Murders per gun, which countries have the most and least

This is a lengthy email from an MR reader who wishes to remain anonymous.  These are his words, not mine, everything which follows:

Back in December I asked you knew of any naive measures of  “gun murders / # of civilian guns” per country, and seeing where the US falls in this distribution.

Some time after I found this WaPo data set compiled in 2012 from the UN, Small Arms Survey, and others. (There is a “data caveat” I’ll point out after the plots below.)

Here’s what I did: dropped all data into a spreadsheet and calculated the number of homicides per 100,000 guns — simply (homicide by gun) / (total guns) * 100000. Call this “H” for simplicity.

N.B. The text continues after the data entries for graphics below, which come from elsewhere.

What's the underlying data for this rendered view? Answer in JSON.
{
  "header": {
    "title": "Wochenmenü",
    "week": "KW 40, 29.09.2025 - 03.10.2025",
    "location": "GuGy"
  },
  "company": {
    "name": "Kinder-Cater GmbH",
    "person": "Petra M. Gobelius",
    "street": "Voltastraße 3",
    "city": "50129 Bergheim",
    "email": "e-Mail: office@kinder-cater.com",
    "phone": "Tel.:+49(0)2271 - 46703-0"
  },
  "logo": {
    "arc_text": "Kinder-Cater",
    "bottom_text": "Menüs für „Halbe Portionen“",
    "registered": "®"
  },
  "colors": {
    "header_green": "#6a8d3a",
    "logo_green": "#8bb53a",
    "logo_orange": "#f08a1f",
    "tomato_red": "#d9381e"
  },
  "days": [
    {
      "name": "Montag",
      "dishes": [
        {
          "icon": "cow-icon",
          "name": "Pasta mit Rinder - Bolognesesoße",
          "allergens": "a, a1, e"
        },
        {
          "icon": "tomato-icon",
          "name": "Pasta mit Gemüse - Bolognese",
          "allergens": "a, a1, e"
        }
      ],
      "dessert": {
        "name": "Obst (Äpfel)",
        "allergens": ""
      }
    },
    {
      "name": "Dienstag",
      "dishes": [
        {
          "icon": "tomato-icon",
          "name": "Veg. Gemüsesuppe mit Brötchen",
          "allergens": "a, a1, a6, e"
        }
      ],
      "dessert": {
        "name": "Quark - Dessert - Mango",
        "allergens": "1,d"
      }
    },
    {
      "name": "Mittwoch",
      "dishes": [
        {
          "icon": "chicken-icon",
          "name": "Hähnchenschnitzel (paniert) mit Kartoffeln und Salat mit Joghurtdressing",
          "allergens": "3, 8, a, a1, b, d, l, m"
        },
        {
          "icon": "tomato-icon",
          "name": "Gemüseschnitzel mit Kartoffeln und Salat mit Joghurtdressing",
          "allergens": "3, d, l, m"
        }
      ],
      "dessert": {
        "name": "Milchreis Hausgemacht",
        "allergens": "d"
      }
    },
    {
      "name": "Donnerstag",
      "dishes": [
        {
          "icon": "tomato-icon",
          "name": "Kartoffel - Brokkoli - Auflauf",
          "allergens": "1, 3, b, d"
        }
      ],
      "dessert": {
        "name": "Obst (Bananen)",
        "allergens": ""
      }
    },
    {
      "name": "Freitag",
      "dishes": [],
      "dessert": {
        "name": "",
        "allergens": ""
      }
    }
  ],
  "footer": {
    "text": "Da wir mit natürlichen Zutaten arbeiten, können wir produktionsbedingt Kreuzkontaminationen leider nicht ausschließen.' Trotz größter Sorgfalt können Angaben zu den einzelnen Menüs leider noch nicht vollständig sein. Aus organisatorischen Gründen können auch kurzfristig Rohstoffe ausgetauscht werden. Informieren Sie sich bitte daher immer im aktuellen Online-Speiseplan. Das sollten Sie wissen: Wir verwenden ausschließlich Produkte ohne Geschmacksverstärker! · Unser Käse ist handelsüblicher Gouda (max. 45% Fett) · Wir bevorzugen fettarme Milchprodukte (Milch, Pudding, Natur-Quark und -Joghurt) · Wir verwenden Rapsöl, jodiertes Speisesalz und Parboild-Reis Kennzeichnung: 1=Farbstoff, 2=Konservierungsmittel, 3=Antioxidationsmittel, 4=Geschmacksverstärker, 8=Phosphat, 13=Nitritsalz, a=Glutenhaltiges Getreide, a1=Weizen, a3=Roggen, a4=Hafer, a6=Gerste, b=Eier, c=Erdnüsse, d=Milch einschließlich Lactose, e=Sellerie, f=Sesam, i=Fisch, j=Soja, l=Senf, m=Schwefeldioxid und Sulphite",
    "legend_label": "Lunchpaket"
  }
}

This produces numbers in a ~0-20 range for “western countries. So “H = 2.5” –> 2.5 gun-caused homicides per 100,000 guns for the year in question (2005 I believe), by country.

Here are three very quick, ugly kernel density plots from R.

The raw data plots is pasted in the end of the email (apologies for messyness!)

The vertical lines are:  mean=green,  median=blue,  USA=red.

Total world, as a limiting case:

image

US is below mean and median:  US = 3.7,  mean = 91.0,   median = 6.0

EU countries (density excludes US): 

image (1)

US is just above mean, above median:  US = 3.7,  mean = 3.1,   median = 1.9

“Post-WWII westernized” countries:

image (2)

US is just above mean, above median:    US = 3.7,  mean = 3.1,   median = 1.5

The “westernized” countries were somewhat arbitrarily those with a long “westernizing” history post-WWII. Chosen quite ad-hoc and off-the-cuff; largely it means Eastern European countries were replaced by Canada, Australia, Japan, etc.

Immediate data caveat: My earlier spot-checking against the cited sources turned up a number of discrepancies, which I couldn’t quickly figure out — mostly small, some large. Eg. I recall that some EU countries saw order-of-magnitude differences when I put in “direct from source” numbers, which is worrisome. Unfortunately I never had time to examine these further (hence the delay in reply), but perhaps some enterprising undergraduate student would be interested!

The broad strokes are still interesting. Here are some quick ‘surprises’ for me:

– The US is no longer a massive outlier, although still above average for “westernized” plots.

– Japan’s H-score is much higher I expected, ~10x the number in Norway (and higher than England, Northern Ireland, Czech Republic – the later has much less strict control and lower H).

– The Netherlands came out ~6-7x higher than median (of EU/”westernized”); ~3x the US

– Taiwan seems quite high:  ~11x median of “westernized,” ~5x US.   Was not expecting this (but not sure why).

– Ireland is ~4.5x higher than Northern Ireland

– Belgium is closest to the US in the EU states, Belgium=3.9 vs US=3.7

– All surprises, perhaps all data size related:  Denmark, Netherlands, Japan, Taiwan, Ireland, Italy (higher than US, was not expecting that), Belgium, Luxembourg

There are many possible data concerns. Sample size is very important (the few data I spot-checked varied significantly over time). Measurement is almost certainly an issue, and I dread looking into differences in the definition of “homicide” for these countries. I suspect, however, that clever methods and data collection could still provide useful information about ranges of these values (an enterprising undergrad could probably make quite the impact with careful data examination/collection and some Bayesian “Locomotive Problem“-style work).

Because of data issues, I don’t think of this as “the final word” but rather an interesting first pass.